VATICAN CITY (Reuters) – The Vatican said Thursday peace between Israelis and Palestinians would never be possible until the Jewish state withdrew from the occupied territories and a Palestinian state was born.

VATICAN CITY (Reuters) – The Vatican said Thursday peace between Israelis and Palestinians would never be possible until the Jewish state withdrew from the occupied territories and a Palestinian state was born.

The Vatican made its position clear at the end of a day-long meeting presided by Pope John Paul II and attended by Catholic religious leaders from the Middle East.

In his address at the start of the meeting Thursday morning the pope condemned violence by both Israelis and Palestinians, saying people were being crushed by “two different extremisms” that were disfiguring the face of the Holy Land.

A statement from the Vatican spokesman Thursday night said peace between the two peoples “can be realized only if rights and equality about fundamental questions are respected.”

It listed these fundamental points as “security for Israel, the birth of a state for the Palestinian people, the evacuation from occupied territories, an internationally guaranteed special statute for the most sacred parts of Jerusalem and a fair solution for Palestinian refugees.”

The future of Jerusalem, which Israel had declared its “united and eternal” capital, is one of the most thorny topics in the Middle East peace process.

Israel has thus far resisted calls by the Vatican for a special statute to protect Jerusalem as the city sacred to Christians, Muslims and Jews.

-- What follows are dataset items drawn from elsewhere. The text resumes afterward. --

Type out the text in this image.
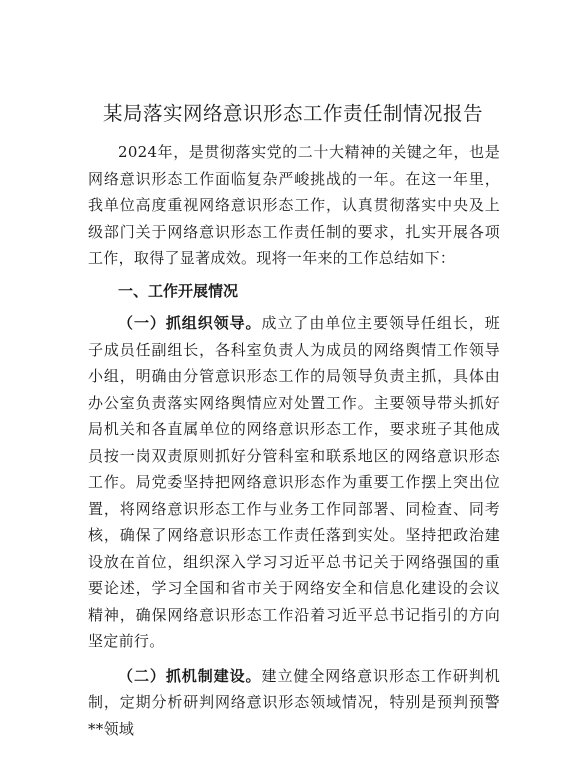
某局落实网络意识形态工作责任制情况报告

2024年，是贯彻落实党的二十大精神的关键之年，也是网络意识形态工作面临复杂严峻挑战的一年。在这一年里，我单位高度重视网络意识形态工作，认真贯彻落实中央及上级部门关于网络意识形态工作责任制的要求，扎实开展各项工作，取得了显著成效。现将一年来的工作总结如下：

一、工作开展情况

（一）抓组织领导。成立了由单位主要领导任组长，班子成员任副组长，各科室负责人为成员的网络舆情工作领导小组，明确由分管意识形态工作的局领导负责主抓，具体由办公室负责落实网络舆情应对处置工作。主要领导带头抓好局机关和各直属单位的网络意识形态工作，要求班子其他成员按一岗双责原则抓好分管科室和联系地区的网络意识形态工作。局党委坚持把网络意识形态作为重要工作摆上突出位置，将网络意识形态工作与业务工作同部署、同检查、同考核，确保了网络意识形态工作责任落到实处。坚持把政治建设放在首位，组织深入学习习近平总书记关于网络强国的重要论述，学习全国和省市关于网络安全和信息化建设的会议精神，确保网络意识形态工作沿着习近平总书记指引的方向坚定前行。

（二）抓机制建设。建立健全网络意识形态工作研判机制，定期分析研判网络意识形态领域情况，特别是预判预警**领域
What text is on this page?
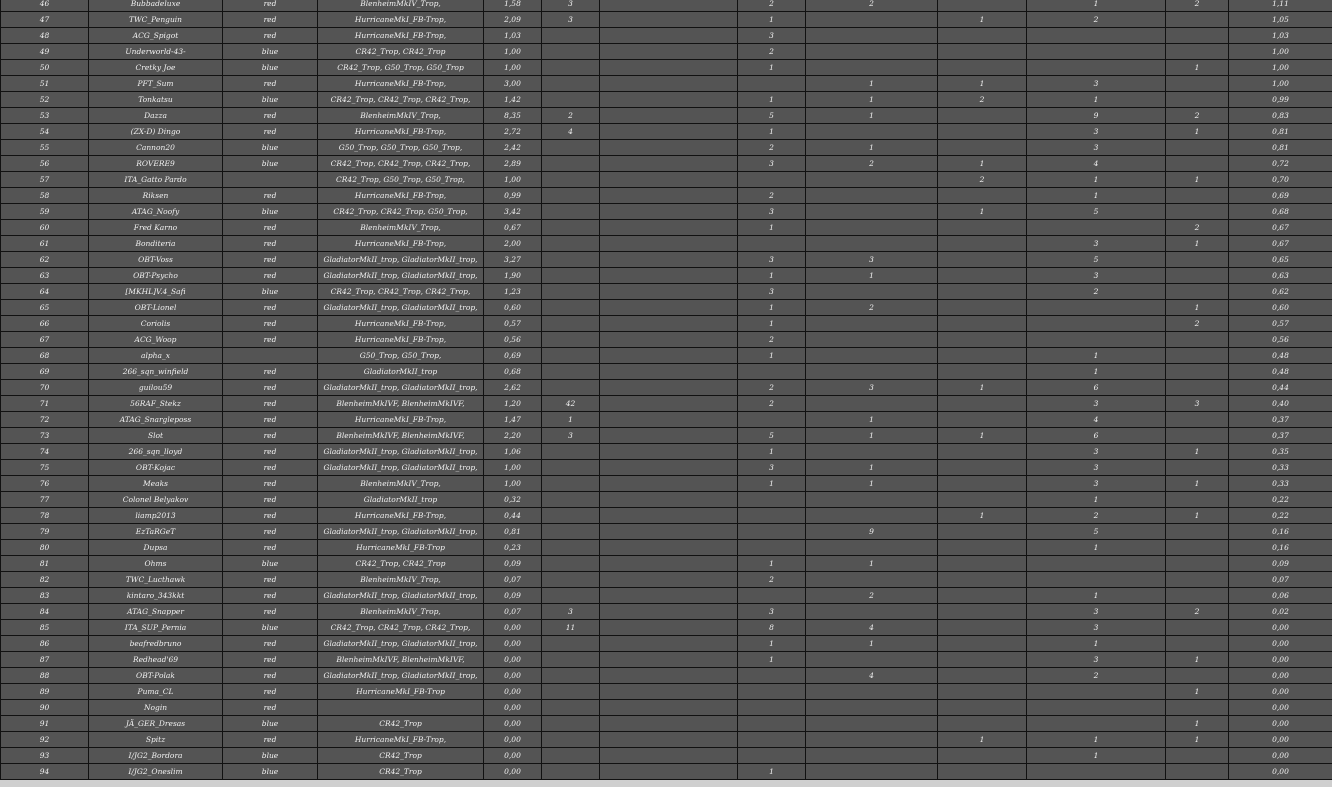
46	Bubbadeluxe	red	BlenheimMkIV_Trop,	1,58	3		2	2		1	2	1,11
47	TWC_Penguin	red	HurricaneMkI_FB-Trop,	2,09	3		1		1	2		1,05
48	ACG_Spigot	red	HurricaneMkI_FB-Trop,	1,03			3					1,03
49	Underworld-43-	blue	CR42_Trop, CR42_Trop	1,00			2					1,00
50	Cretky Joe	blue	CR42_Trop, G50_Trop, G50_Trop	1,00			1				1	1,00
51	PFT_Sum	red	HurricaneMkI_FB-Trop,	3,00				1	1	3		1,00
52	Tonkatsu	blue	CR42_Trop, CR42_Trop, CR42_Trop,	1,42			1	1	2	1		0,99
53	Dazza	red	BlenheimMkIV_Trop,	8,35	2		5	1		9	2	0,83
54	(ZX-D) Dingo	red	HurricaneMkI_FB-Trop,	2,72	4		1			3	1	0,81
55	Cannon20	blue	G50_Trop, G50_Trop, G50_Trop,	2,42			2	1		3		0,81
56	ROVERE9	blue	CR42_Trop, CR42_Trop, CR42_Trop,	2,89			3	2	1	4		0,72
57	ITA_Gatto Pardo		CR42_Trop, G50_Trop, G50_Trop,	1,00					2	1	1	0,70
58	Riksen	red	HurricaneMkI_FB-Trop,	0,99			2			1		0,69
59	ATAG_Noofy	blue	CR42_Trop, CR42_Trop, G50_Trop,	3,42			3		1	5		0,68
60	Fred Karno	red	BlenheimMkIV_Trop,	0,67			1				2	0,67
61	Bonditeria	red	HurricaneMkI_FB-Trop,	2,00						3	1	0,67
62	OBT-Voss	red	GladiatorMkII_trop, GladiatorMkII_trop,	3,27			3	3		5		0,65
63	OBT-Psycho	red	GladiatorMkII_trop, GladiatorMkII_trop,	1,90			1	1		3		0,63
64	[MKHL]V.4_Safi	blue	CR42_Trop, CR42_Trop, CR42_Trop,	1,23			3			2		0,62
65	OBT-Lionel	red	GladiatorMkII_trop, GladiatorMkII_trop,	0,60			1	2			1	0,60
66	Coriolis	red	HurricaneMkI_FB-Trop,	0,57			1				2	0,57
67	ACG_Woop	red	HurricaneMkI_FB-Trop,	0,56			2					0,56
68	alpha_x		G50_Trop, G50_Trop,	0,69			1			1		0,48
69	266_sqn_winfield	red	GladiatorMkII_trop	0,68						1		0,48
70	guilou59	red	GladiatorMkII_trop, GladiatorMkII_trop,	2,62			2	3	1	6		0,44
71	56RAF_Stekz	red	BlenheimMkIVF, BlenheimMkIVF,	1,20	42		2			3	3	0,40
72	ATAG_Snargleposs	red	HurricaneMkI_FB-Trop,	1,47	1			1		4		0,37
73	Slot	red	BlenheimMkIVF, BlenheimMkIVF,	2,20	3		5	1	1	6		0,37
74	266_sqn_lloyd	red	GladiatorMkII_trop, GladiatorMkII_trop,	1,06			1			3	1	0,35
75	OBT-Kojac	red	GladiatorMkII_trop, GladiatorMkII_trop,	1,00			3	1		3		0,33
76	Meaks	red	BlenheimMkIV_Trop,	1,00			1	1		3	1	0,33
77	Colonel Belyakov	red	GladiatorMkII_trop	0,32						1		0,22
78	liamp2013	red	HurricaneMkI_FB-Trop,	0,44					1	2	1	0,22
79	EzTaRGeT	red	GladiatorMkII_trop, GladiatorMkII_trop,	0,81				9		5		0,16
80	Dupsa	red	HurricaneMkI_FB-Trop	0,23						1		0,16
81	Ohms	blue	CR42_Trop, CR42_Trop	0,09			1	1				0,09
82	TWC_Lucthawk	red	BlenheimMkIV_Trop,	0,07			2					0,07
83	kintaro_343kkt	red	GladiatorMkII_trop, GladiatorMkII_trop,	0,09				2		1		0,06
84	ATAG_Snapper	red	BlenheimMkIV_Trop,	0,07	3		3			3	2	0,02
85	ITA_SUP_Pernia	blue	CR42_Trop, CR42_Trop, CR42_Trop,	0,00	11		8	4		3		0,00
86	beafredbruno	red	GladiatorMkII_trop, GladiatorMkII_trop,	0,00			1	1		1		0,00
87	Redhead'69	red	BlenheimMkIVF, BlenheimMkIVF,	0,00			1			3	1	0,00
88	OBT-Polak	red	GladiatorMkII_trop, GladiatorMkII_trop,	0,00				4		2		0,00
89	Puma_CL	red	HurricaneMkI_FB-Trop	0,00							1	0,00
90	Nogin	red		0,00								0,00
91	JÄ_GER_Dresas	blue	CR42_Trop	0,00							1	0,00
92	Spitz	red	HurricaneMkI_FB-Trop,	0,00					1	1	1	0,00
93	I/JG2_Bordora	blue	CR42_Trop	0,00						1		0,00
94	I/JG2_Oneslim	blue	CR42_Trop	0,00			1					0,00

Palestinians see East Jerusalem, which Israel captured in 1967, as the capital of a future state.

PEACE HOPES DASHED

In his address Thursday morning, the pope expressed sadness that the hopes for peace declared during the jubilee year 2000 did not materialize.

“Unfortunately, we meet at a moment that I do not hesitate to define as dramatic, both for the people who live in those dear regions as well as for our brothers in the faith,” he said.

“They, in fact, seem to be being crushed by two different extremisms, which, independent of the reasons that fuel them, are disfiguring the face of the Holy Land,” he added.

The meeting, called by the pope last month, was held after Israel severed ties with Palestinian President Yasser Arafat and struck Palestinian targets in response to the killing by Palestinian militants of 10 Israelis Wednesday.

“How we would have liked to see our Jewish and Muslim brothers walk side by side with us in a united pact of love that would give back to the Holy Land its true face of being a crossroads of peace and a land of peace,” he said.

The pope said people in the Holy Land “have for a long time been sorely tried by acts of violence and by discrimination.”

At least 765 Palestinians and 233 Israelis have been killed since a Palestinian uprising against Israeli occupation erupted in September 2000 after a deadlock in peace negotiations.

The pope called the meeting because he was worried that the life of Christians in the Holy Land had become insufferable since the start of the Palestinian uprising.

Christians, most of them Palestinians, make up only about three percent of the population of Israel and the Palestinian territories and the number is falling because of the hardships.

In an interview with a Catholic television station, the Vatican’s foreign minister, Archbishop Jean-Louis Tauran, said Christians in the Holy Land were living in a “hell.”

The concluding statement also repeated the Vatican’s discontent with Israel for authorizing the construction of a mosque very close to the Basilica of the Annunciation in Nazareth, the boyhood home of Jesus.